La réconciliation nationale, un enjeu stratégique électoral

Germain Bitiou NAMA

Plantons le décor. Voilà bientôt cinq ans que le Burkina est confronté à des problèmes sécuritaires d’une extrême gravité. Le terrorisme s’est installé dans le pays et depuis c’est le deuil permanent dans les familles. Au terrorisme se sont superposés des problèmes communautaires et identitaires, amplifiant d’autant le mal être des burkinabé. Pour en rajouter à ce sinistre environnement, la pandémie à coronavirus s’est invitée, avec sa cohorte de morts, doublée d’une paralysie quasi-totale de l’activité économique et sociale. Tel est le décor dans lequel se joue le sort de l’élection présidentielle de novembre 2020.

Peut-on dans ces conditions tenir des élections ? Les conditions sont-elles réunies pour en assurer la crédibilité ? Ces deux questions résument à elles seules la problématique électorale, en même temps que sa complexité. Le débat aujourd’hui se polarise autour des partisans et des adversaires de la tenue des élections et les arguments ne manquent pas dans les deux camps.  L’argument sécuritaire est la principale objection de ceux qui disent que tenir les élections en l’état actuel, c’est exclure de nombreux burkinabé du droit de vote. C’est une violation disent-ils d’un droit constitutionnel. Il se pose en effet la question du vote des déplacés ainsi que les habitants des zones à risques en raison de l’insécurité.
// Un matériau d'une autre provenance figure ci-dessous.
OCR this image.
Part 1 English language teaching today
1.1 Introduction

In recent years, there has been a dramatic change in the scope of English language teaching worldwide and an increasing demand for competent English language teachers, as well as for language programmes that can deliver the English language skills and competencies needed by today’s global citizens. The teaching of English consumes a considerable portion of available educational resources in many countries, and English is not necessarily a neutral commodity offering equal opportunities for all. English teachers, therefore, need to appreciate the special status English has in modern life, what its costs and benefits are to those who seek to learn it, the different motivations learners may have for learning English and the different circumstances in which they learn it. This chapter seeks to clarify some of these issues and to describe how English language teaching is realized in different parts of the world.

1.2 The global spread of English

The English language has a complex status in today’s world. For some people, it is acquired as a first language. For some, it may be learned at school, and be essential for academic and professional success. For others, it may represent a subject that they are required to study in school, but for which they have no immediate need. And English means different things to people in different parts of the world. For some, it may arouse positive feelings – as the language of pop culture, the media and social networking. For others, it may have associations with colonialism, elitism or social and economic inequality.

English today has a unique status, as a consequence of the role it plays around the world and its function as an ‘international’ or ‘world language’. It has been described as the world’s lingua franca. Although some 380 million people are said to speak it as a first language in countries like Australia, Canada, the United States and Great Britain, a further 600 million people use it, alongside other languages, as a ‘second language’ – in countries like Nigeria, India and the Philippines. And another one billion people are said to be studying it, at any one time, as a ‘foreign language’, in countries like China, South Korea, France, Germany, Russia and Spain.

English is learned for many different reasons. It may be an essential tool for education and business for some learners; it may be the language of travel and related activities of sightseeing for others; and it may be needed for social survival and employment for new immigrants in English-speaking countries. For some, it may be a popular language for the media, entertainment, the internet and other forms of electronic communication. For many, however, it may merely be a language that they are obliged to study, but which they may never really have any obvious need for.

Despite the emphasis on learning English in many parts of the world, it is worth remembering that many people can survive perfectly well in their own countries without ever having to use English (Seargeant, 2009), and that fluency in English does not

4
Plus de 800 000 selon le pointage fait en avril par le bureau de coordination des affaires humanitaires des Nations unies. Au-delà de ces préoccupations qui sont réelles, la bonne question c’est de savoir quelles réponses politiques et techniques à leur apporter. Est-il techniquement possible de régler la question du vote des déplacés internes ? Concernant les zones d’insécurité, quelles sont les mesures à prendre pour les réduire à défaut de les éliminer? On peut au moins affirmer que ces préoccupations comportent des réponses positives en théorie.  Toutefois, le terrain étant potentiellement mouvant, les alternatives sont également dynamiques par nature.

« Notre classe politique vieillissante est en panne d’inspiration. Tant que la réconciliation nationale demeurera un fonds de commerce pour politiciens en panne, le Burkina continuera de porter sa croix. »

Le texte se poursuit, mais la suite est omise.